4) Who would be your 5 dream dinner guests and what would you cook for them?
I find it so interesting how modern quantum physics correlates to ancient Eastern philosophies. So my dream is to follow a dinner conversation between the physicists Einstein, David Bohm and Fritjof Capra on the one side and the Tibetan leader the Dalai Lama and the Taoist Lao Tzu (if he existed as one person) on the other. And to just listen to them talk about how everything is connected. I would serve them Ottolenghi’s vegan spaghetti bolognese which, for me, is real comfort food.
5) What does wellness mean to you and how do you incorporate this into your daily life?

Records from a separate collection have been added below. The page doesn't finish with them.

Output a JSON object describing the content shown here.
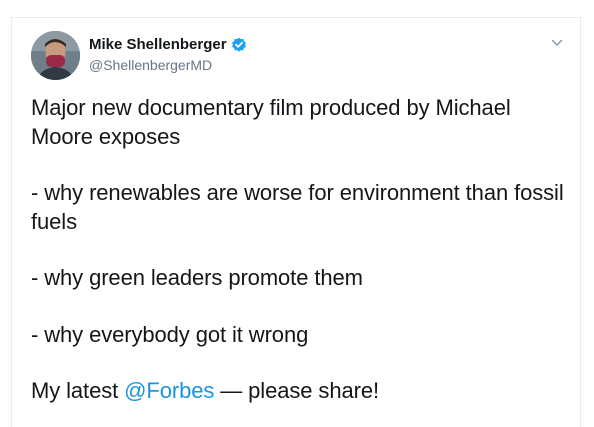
{
  "tweet": {
    "author_name": "Mike Shellenberger",
    "author_handle": "@ShellenbergerMD",
    "verified": true,
    "icons": {
      "verified": "verified-badge-icon",
      "menu": "chevron-down-icon",
      "avatar": "profile-avatar"
    },
    "colors": {
      "link": "#1b95e0",
      "verified": "#1da1f2",
      "handle": "#657786",
      "text": "#14171a"
    },
    "body": {
      "line1": "Major new documentary film produced by Michael Moore exposes",
      "line2": "- why renewables are worse for environment than fossil fuels",
      "line3": "- why green leaders promote them",
      "line4": "- why everybody got it wrong",
      "line5_prefix": "My latest ",
      "line5_mention": "@Forbes",
      "line5_suffix": " — please share!"
    }
  }
}
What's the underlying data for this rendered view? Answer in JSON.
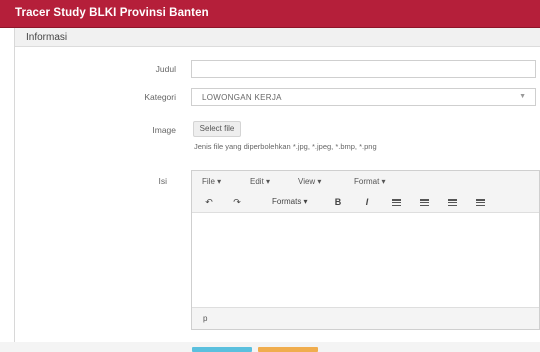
{
  "app": {
    "title": "Tracer Study BLKI Provinsi Banten"
  },
  "panel": {
    "heading": "Informasi"
  },
  "form": {
    "judul_label": "Judul",
    "judul_value": "",
    "kategori_label": "Kategori",
    "kategori_value": "LOWONGAN KERJA",
    "image_label": "Image",
    "select_file_label": "Select file",
    "image_help": "Jenis file yang diperbolehkan *.jpg, *.jpeg, *.bmp, *.png",
    "isi_label": "Isi"
  },
  "editor": {
    "menu": [
      "File ▾",
      "Edit ▾",
      "View ▾",
      "Format ▾"
    ],
    "formats_label": "Formats ▾",
    "undo": "↶",
    "redo": "↷",
    "bold": "B",
    "italic": "I",
    "status_path": "p"
  },
  "buttons": {
    "save_color": "#5bc0de",
    "reset_color": "#f0ad4e"
  },
  "colors": {
    "header": "#b51f3a"
  }
}
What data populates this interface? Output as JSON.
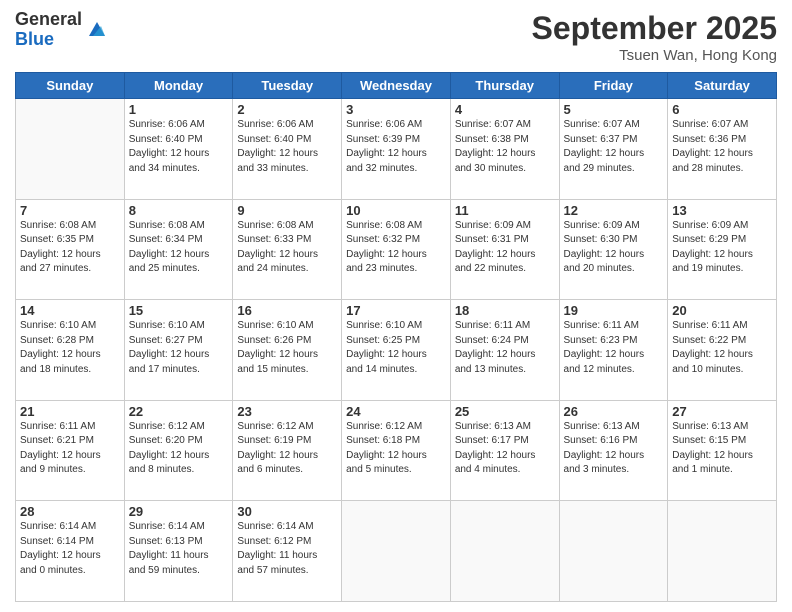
{
  "logo": {
    "general": "General",
    "blue": "Blue"
  },
  "title": "September 2025",
  "location": "Tsuen Wan, Hong Kong",
  "days_header": [
    "Sunday",
    "Monday",
    "Tuesday",
    "Wednesday",
    "Thursday",
    "Friday",
    "Saturday"
  ],
  "weeks": [
    [
      {
        "day": "",
        "info": ""
      },
      {
        "day": "1",
        "info": "Sunrise: 6:06 AM\nSunset: 6:40 PM\nDaylight: 12 hours\nand 34 minutes."
      },
      {
        "day": "2",
        "info": "Sunrise: 6:06 AM\nSunset: 6:40 PM\nDaylight: 12 hours\nand 33 minutes."
      },
      {
        "day": "3",
        "info": "Sunrise: 6:06 AM\nSunset: 6:39 PM\nDaylight: 12 hours\nand 32 minutes."
      },
      {
        "day": "4",
        "info": "Sunrise: 6:07 AM\nSunset: 6:38 PM\nDaylight: 12 hours\nand 30 minutes."
      },
      {
        "day": "5",
        "info": "Sunrise: 6:07 AM\nSunset: 6:37 PM\nDaylight: 12 hours\nand 29 minutes."
      },
      {
        "day": "6",
        "info": "Sunrise: 6:07 AM\nSunset: 6:36 PM\nDaylight: 12 hours\nand 28 minutes."
      }
    ],
    [
      {
        "day": "7",
        "info": "Sunrise: 6:08 AM\nSunset: 6:35 PM\nDaylight: 12 hours\nand 27 minutes."
      },
      {
        "day": "8",
        "info": "Sunrise: 6:08 AM\nSunset: 6:34 PM\nDaylight: 12 hours\nand 25 minutes."
      },
      {
        "day": "9",
        "info": "Sunrise: 6:08 AM\nSunset: 6:33 PM\nDaylight: 12 hours\nand 24 minutes."
      },
      {
        "day": "10",
        "info": "Sunrise: 6:08 AM\nSunset: 6:32 PM\nDaylight: 12 hours\nand 23 minutes."
      },
      {
        "day": "11",
        "info": "Sunrise: 6:09 AM\nSunset: 6:31 PM\nDaylight: 12 hours\nand 22 minutes."
      },
      {
        "day": "12",
        "info": "Sunrise: 6:09 AM\nSunset: 6:30 PM\nDaylight: 12 hours\nand 20 minutes."
      },
      {
        "day": "13",
        "info": "Sunrise: 6:09 AM\nSunset: 6:29 PM\nDaylight: 12 hours\nand 19 minutes."
      }
    ],
    [
      {
        "day": "14",
        "info": "Sunrise: 6:10 AM\nSunset: 6:28 PM\nDaylight: 12 hours\nand 18 minutes."
      },
      {
        "day": "15",
        "info": "Sunrise: 6:10 AM\nSunset: 6:27 PM\nDaylight: 12 hours\nand 17 minutes."
      },
      {
        "day": "16",
        "info": "Sunrise: 6:10 AM\nSunset: 6:26 PM\nDaylight: 12 hours\nand 15 minutes."
      },
      {
        "day": "17",
        "info": "Sunrise: 6:10 AM\nSunset: 6:25 PM\nDaylight: 12 hours\nand 14 minutes."
      },
      {
        "day": "18",
        "info": "Sunrise: 6:11 AM\nSunset: 6:24 PM\nDaylight: 12 hours\nand 13 minutes."
      },
      {
        "day": "19",
        "info": "Sunrise: 6:11 AM\nSunset: 6:23 PM\nDaylight: 12 hours\nand 12 minutes."
      },
      {
        "day": "20",
        "info": "Sunrise: 6:11 AM\nSunset: 6:22 PM\nDaylight: 12 hours\nand 10 minutes."
      }
    ],
    [
      {
        "day": "21",
        "info": "Sunrise: 6:11 AM\nSunset: 6:21 PM\nDaylight: 12 hours\nand 9 minutes."
      },
      {
        "day": "22",
        "info": "Sunrise: 6:12 AM\nSunset: 6:20 PM\nDaylight: 12 hours\nand 8 minutes."
      },
      {
        "day": "23",
        "info": "Sunrise: 6:12 AM\nSunset: 6:19 PM\nDaylight: 12 hours\nand 6 minutes."
      },
      {
        "day": "24",
        "info": "Sunrise: 6:12 AM\nSunset: 6:18 PM\nDaylight: 12 hours\nand 5 minutes."
      },
      {
        "day": "25",
        "info": "Sunrise: 6:13 AM\nSunset: 6:17 PM\nDaylight: 12 hours\nand 4 minutes."
      },
      {
        "day": "26",
        "info": "Sunrise: 6:13 AM\nSunset: 6:16 PM\nDaylight: 12 hours\nand 3 minutes."
      },
      {
        "day": "27",
        "info": "Sunrise: 6:13 AM\nSunset: 6:15 PM\nDaylight: 12 hours\nand 1 minute."
      }
    ],
    [
      {
        "day": "28",
        "info": "Sunrise: 6:14 AM\nSunset: 6:14 PM\nDaylight: 12 hours\nand 0 minutes."
      },
      {
        "day": "29",
        "info": "Sunrise: 6:14 AM\nSunset: 6:13 PM\nDaylight: 11 hours\nand 59 minutes."
      },
      {
        "day": "30",
        "info": "Sunrise: 6:14 AM\nSunset: 6:12 PM\nDaylight: 11 hours\nand 57 minutes."
      },
      {
        "day": "",
        "info": ""
      },
      {
        "day": "",
        "info": ""
      },
      {
        "day": "",
        "info": ""
      },
      {
        "day": "",
        "info": ""
      }
    ]
  ]
}
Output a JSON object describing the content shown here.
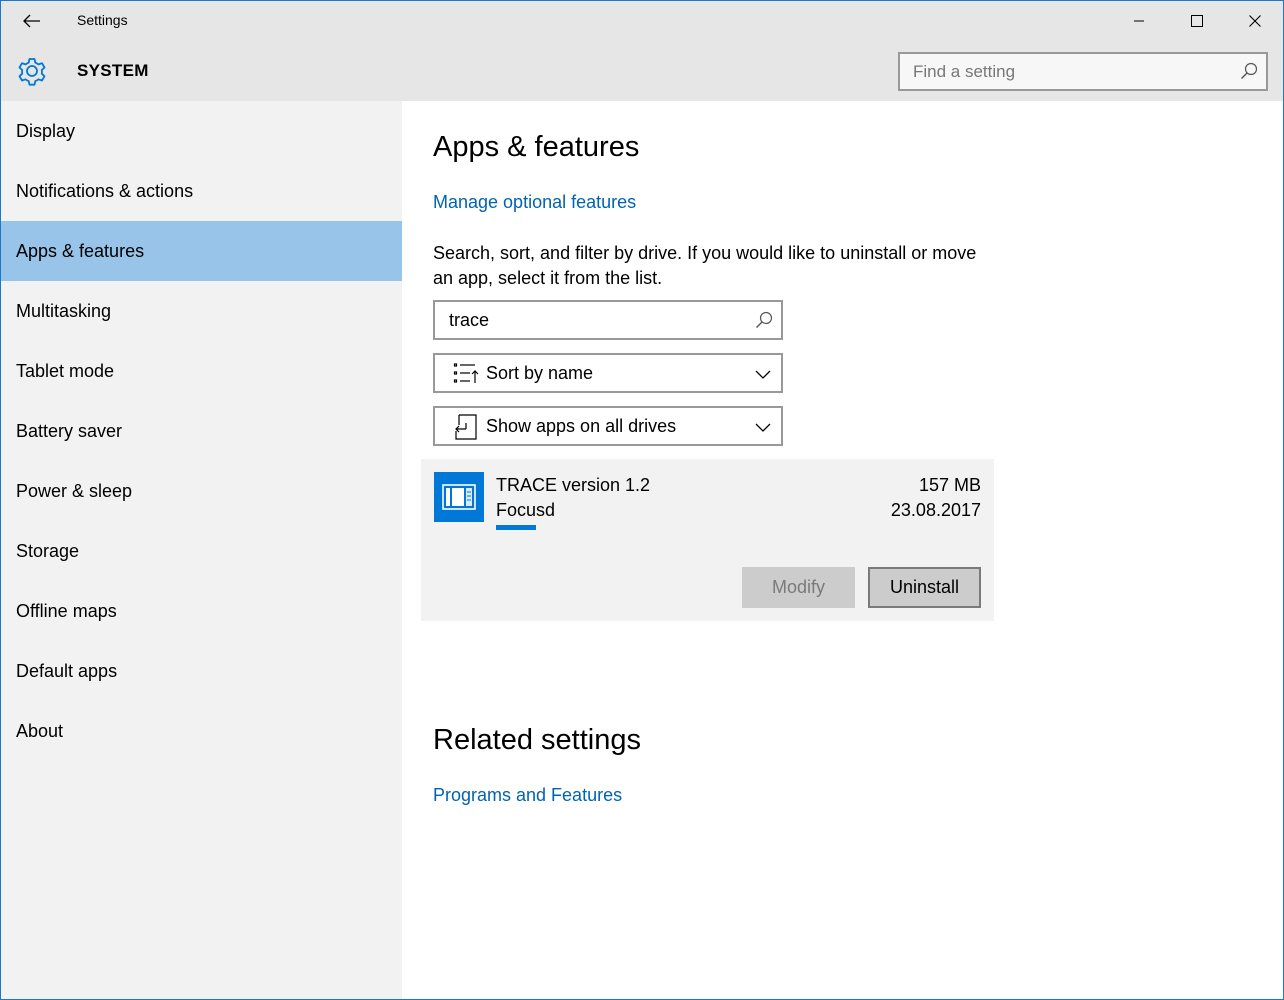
{
  "window": {
    "title": "Settings",
    "controls": {
      "back": "back-arrow-icon",
      "minimize": "minimize-icon",
      "maximize": "maximize-icon",
      "close": "close-icon"
    }
  },
  "header": {
    "icon": "gear-icon",
    "section": "SYSTEM",
    "search": {
      "placeholder": "Find a setting",
      "value": ""
    }
  },
  "sidebar": {
    "items": [
      {
        "label": "Display"
      },
      {
        "label": "Notifications & actions"
      },
      {
        "label": "Apps & features",
        "active": true
      },
      {
        "label": "Multitasking"
      },
      {
        "label": "Tablet mode"
      },
      {
        "label": "Battery saver"
      },
      {
        "label": "Power & sleep"
      },
      {
        "label": "Storage"
      },
      {
        "label": "Offline maps"
      },
      {
        "label": "Default apps"
      },
      {
        "label": "About"
      }
    ]
  },
  "main": {
    "title": "Apps & features",
    "manage_link": "Manage optional features",
    "description": "Search, sort, and filter by drive. If you would like to uninstall or move an app, select it from the list.",
    "search": {
      "value": "trace"
    },
    "sort": {
      "selected": "Sort by name",
      "icon": "sort-list-icon"
    },
    "drive_filter": {
      "selected": "Show apps on all drives",
      "icon": "drive-filter-icon"
    },
    "apps": [
      {
        "name": "TRACE version 1.2",
        "publisher": "Focusd",
        "size": "157 MB",
        "date": "23.08.2017",
        "icon": "app-window-icon",
        "modify_label": "Modify",
        "uninstall_label": "Uninstall"
      }
    ],
    "related_title": "Related settings",
    "related_link": "Programs and Features"
  },
  "colors": {
    "accent": "#0078d7",
    "link": "#0063b1",
    "sidebar_active": "#99c4e9",
    "titlebar_bg": "#e6e6e6",
    "sidebar_bg": "#f2f2f2"
  }
}
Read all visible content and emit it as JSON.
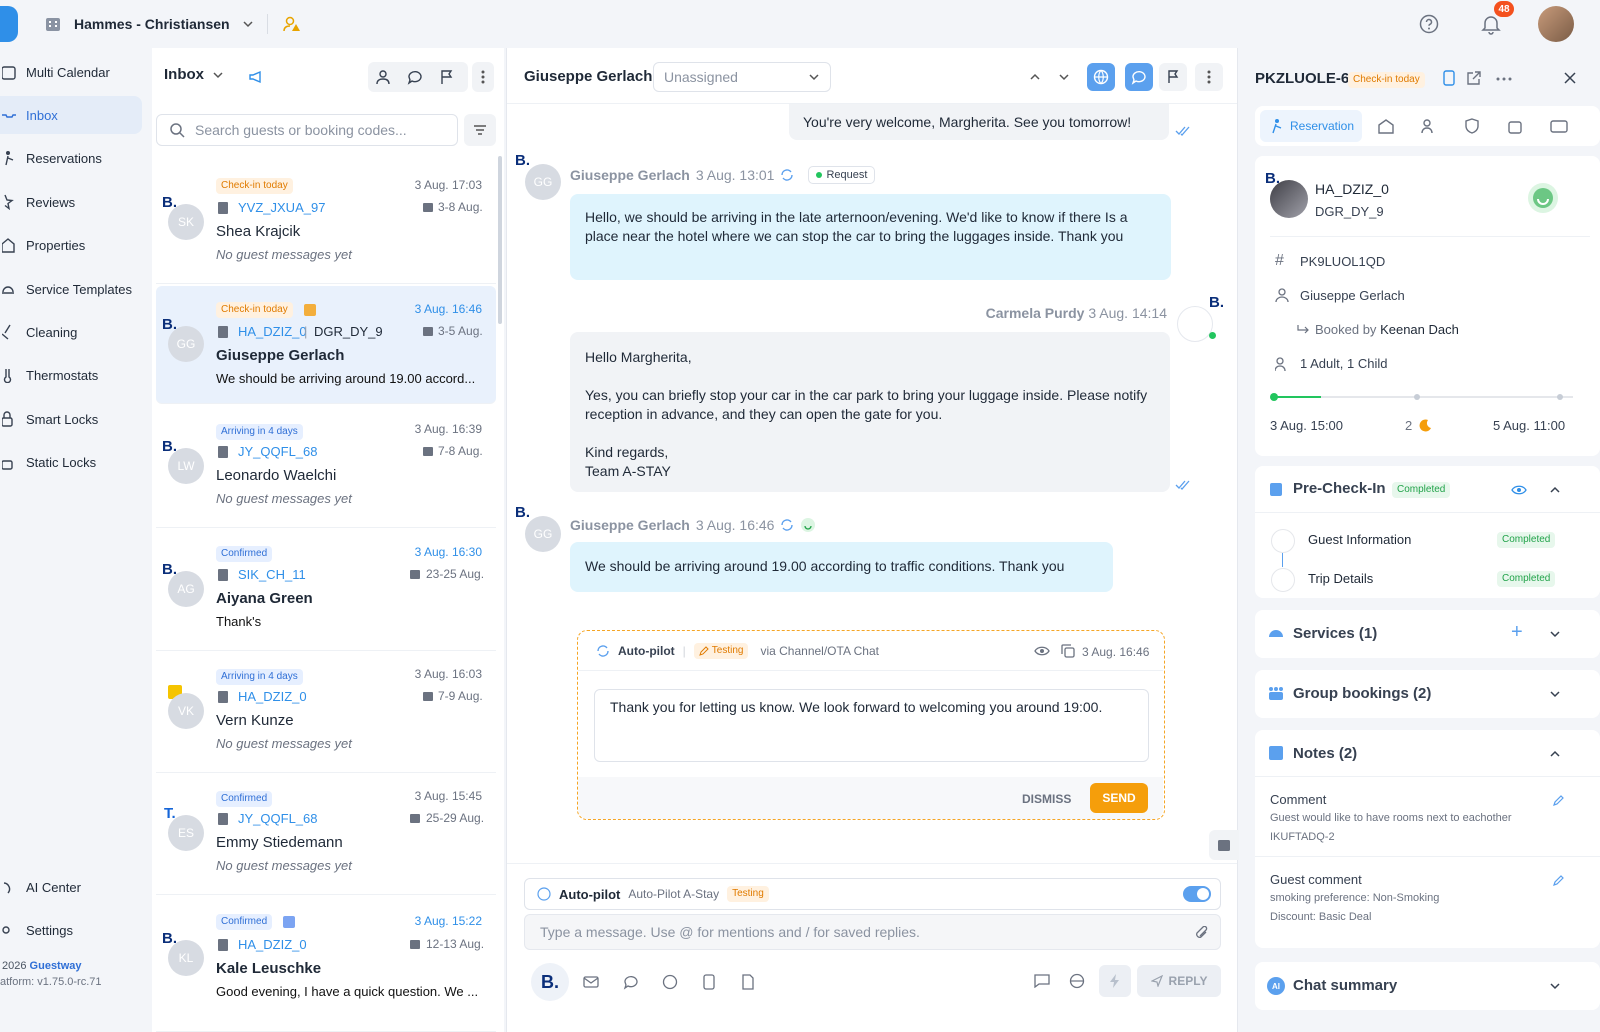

Wellness means to be happy and secure in your own body. Most people have minor aches and pains or some health worries, and Qigong works individually for everyone for their specific challenges. Because I have done Qigong regularly for some years now, meditation has started to have a bigger importance for me. On top of my Qigong practice, my daily 20 minutes meditation is deeply healing on all levels.